The sale or “conveyance” – which includes the transfer of any interest in property a town may have – of town-owned real property (land and anything growing, attached, or erected on it) is governed by state law, specifically 24 V.S.A. § 1061.  

  Under this law, a selectboard has three options with respect to compliance: 

  1. The selectboard can come to a tentative agreement with the purchaser or lessee, then publicly announce the terms of the proposed conveyance [these would necessarily include the identity of the purchaser or lessee, the proposed price, the location of the property, and any prominent transactional terms] by posting them in three public places in town (one of which is in or near the clerk’s office) and publishing in a newspaper of general circulation of the town. The notice and publication must be provided at least 30 days prior to the proposed conveyance.

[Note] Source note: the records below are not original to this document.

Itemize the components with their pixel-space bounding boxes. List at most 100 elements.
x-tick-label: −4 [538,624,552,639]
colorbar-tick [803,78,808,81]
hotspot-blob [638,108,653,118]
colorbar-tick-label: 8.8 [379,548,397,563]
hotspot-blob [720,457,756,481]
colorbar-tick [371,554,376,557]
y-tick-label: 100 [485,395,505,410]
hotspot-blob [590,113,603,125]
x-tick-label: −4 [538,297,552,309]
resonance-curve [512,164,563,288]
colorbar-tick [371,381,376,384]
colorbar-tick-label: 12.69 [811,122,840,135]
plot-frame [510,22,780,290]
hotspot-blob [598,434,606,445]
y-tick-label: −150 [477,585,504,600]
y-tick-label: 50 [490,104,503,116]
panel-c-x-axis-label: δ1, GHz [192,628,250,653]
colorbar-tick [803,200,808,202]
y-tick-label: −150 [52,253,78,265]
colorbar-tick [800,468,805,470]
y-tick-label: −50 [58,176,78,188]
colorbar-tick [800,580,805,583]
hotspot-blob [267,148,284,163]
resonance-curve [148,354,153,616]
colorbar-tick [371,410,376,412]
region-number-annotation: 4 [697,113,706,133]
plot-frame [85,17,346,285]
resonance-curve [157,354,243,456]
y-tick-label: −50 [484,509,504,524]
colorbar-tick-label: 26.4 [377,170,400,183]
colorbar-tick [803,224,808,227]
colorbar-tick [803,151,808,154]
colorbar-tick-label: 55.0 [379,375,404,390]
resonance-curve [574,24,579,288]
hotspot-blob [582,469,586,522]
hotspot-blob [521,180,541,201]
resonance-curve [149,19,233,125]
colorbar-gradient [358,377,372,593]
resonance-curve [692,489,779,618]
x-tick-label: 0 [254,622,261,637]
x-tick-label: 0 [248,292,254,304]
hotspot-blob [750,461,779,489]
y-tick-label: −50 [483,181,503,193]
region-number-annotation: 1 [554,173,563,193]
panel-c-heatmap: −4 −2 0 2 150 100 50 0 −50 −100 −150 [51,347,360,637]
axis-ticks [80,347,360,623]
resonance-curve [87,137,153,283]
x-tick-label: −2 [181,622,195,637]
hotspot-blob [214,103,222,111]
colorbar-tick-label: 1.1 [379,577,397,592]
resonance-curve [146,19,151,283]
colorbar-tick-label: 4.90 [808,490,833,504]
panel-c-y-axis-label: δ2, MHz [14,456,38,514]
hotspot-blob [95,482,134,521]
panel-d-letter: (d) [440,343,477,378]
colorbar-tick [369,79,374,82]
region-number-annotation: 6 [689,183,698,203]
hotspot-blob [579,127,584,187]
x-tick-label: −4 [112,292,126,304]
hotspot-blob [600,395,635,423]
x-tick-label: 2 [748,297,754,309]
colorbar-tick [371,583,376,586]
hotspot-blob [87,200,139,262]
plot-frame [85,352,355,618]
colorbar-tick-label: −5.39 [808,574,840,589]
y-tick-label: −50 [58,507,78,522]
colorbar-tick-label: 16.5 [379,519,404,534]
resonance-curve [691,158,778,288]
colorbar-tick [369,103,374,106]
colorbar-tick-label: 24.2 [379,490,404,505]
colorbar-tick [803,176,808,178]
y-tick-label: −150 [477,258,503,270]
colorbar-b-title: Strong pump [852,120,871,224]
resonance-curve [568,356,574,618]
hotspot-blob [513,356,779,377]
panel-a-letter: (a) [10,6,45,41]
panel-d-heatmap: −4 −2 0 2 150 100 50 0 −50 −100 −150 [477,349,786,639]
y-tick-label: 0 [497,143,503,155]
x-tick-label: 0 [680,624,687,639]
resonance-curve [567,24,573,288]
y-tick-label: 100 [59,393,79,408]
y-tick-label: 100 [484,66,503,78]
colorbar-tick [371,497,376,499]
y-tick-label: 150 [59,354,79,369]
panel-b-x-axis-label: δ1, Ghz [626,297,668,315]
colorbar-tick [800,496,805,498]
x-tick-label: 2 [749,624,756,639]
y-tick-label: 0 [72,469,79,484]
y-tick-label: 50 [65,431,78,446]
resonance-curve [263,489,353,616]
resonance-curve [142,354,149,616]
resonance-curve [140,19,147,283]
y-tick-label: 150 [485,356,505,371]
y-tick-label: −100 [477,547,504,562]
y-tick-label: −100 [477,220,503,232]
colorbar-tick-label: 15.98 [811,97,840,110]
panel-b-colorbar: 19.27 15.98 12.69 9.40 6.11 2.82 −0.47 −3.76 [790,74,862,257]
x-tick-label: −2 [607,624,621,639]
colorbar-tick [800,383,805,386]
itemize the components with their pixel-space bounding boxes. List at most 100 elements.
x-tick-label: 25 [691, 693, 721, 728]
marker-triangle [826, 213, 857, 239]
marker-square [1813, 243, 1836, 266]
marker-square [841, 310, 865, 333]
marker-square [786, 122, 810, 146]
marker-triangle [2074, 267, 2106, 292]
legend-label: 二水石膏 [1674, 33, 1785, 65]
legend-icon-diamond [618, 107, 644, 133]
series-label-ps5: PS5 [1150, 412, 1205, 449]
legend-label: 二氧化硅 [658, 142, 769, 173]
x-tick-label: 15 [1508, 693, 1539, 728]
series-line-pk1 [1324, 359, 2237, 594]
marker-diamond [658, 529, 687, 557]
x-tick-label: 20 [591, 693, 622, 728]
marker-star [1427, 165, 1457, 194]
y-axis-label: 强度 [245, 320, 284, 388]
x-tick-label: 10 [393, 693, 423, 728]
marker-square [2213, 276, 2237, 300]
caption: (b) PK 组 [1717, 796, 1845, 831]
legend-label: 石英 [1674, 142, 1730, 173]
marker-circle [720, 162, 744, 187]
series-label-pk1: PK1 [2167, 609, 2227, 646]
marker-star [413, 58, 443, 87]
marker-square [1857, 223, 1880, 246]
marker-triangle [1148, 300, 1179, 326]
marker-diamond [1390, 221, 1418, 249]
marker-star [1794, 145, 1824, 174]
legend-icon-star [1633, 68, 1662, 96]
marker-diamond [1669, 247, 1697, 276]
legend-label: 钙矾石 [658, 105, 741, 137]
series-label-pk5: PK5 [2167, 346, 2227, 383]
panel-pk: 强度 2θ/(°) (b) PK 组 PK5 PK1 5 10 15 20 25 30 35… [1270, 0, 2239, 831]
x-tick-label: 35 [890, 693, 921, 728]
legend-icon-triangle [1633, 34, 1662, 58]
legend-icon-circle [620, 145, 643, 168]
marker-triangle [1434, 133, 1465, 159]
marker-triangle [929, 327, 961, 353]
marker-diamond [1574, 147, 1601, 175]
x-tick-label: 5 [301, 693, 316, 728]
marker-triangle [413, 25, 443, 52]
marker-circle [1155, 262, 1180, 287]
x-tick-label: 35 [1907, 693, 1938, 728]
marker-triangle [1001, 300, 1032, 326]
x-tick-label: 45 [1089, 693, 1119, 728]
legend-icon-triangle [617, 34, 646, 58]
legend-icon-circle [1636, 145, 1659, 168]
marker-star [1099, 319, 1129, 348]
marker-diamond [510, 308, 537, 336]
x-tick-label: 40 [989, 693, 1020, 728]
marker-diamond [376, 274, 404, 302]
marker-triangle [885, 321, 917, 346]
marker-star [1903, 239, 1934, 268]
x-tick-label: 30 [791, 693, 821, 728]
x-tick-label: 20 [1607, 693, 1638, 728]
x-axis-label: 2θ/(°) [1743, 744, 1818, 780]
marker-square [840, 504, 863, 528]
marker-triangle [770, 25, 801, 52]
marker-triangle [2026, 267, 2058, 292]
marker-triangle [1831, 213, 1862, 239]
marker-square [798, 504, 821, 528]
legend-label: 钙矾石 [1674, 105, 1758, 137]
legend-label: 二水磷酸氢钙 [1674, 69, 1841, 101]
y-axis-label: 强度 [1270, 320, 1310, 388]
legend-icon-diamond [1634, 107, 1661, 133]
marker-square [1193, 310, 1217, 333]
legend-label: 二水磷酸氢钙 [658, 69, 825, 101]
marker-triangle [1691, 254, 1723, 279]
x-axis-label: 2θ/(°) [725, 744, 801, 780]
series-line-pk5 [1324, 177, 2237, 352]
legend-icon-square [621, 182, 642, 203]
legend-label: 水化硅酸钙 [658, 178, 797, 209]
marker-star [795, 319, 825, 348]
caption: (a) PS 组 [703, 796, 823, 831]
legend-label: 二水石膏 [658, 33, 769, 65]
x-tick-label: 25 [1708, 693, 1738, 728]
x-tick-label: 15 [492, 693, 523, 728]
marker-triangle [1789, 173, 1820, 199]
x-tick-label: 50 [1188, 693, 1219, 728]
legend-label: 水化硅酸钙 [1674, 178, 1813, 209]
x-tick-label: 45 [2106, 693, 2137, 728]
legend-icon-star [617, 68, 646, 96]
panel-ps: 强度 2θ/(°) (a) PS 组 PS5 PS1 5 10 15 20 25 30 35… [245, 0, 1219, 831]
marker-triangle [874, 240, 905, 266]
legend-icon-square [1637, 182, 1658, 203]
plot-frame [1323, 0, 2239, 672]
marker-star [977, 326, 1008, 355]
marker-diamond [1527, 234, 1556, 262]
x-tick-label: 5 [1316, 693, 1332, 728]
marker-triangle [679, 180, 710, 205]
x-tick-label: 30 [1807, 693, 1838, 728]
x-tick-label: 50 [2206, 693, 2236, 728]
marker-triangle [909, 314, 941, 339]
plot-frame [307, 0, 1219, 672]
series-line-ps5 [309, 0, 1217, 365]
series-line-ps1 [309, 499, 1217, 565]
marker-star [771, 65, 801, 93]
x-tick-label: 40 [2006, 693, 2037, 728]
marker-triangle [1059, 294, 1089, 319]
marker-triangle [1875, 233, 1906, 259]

If five percent of the legal voters in town sign a petition objecting to the proposed conveyance, then the selectboard must provide for the proposed conveyance to be voted on at a duly warned special or annual town meeting. The result of the vote is binding. 
  2. Alternatively, the selectboard may skip the first step and put the vote directly to the people. If the proposed conveyance is approved at a duly warned special or annual town meeting, then the conveyance can go forward.  
  3. The selectboard can skip both of these steps and convey the property by its own action if  the property in question (1) is directly related to the control, maintenance, construction, relocation, or abandonment of town highways; (2) is directly related to the control, maintenance, operation, improvement, or abandonment of a public water, sewer, or electric system; (3) involves real estate used for housing or urban renewal projects (see chapter 113 of Title 24 of the Vermont Statutes); or (4) involves lease lands pursuant to chapter 65, subchapter 1, of Title 24 of the Vermont Statutes. 

None of these options requires a town to put the property out to bid. If a town holds property in a fiduciary capacity, it must handle it in a responsible manner, keeping the interests of the original owner in mind. Examples of land subject to fiduciary constraints are land that was acquired at tax sale or on which the town holds a mortgage. For these reasons, it is always advisable for a selectboard to consult with its town attorney when conducting any real estate transaction.  

Finally, if a municipal governance charter has other provisions, they will be binding for that town.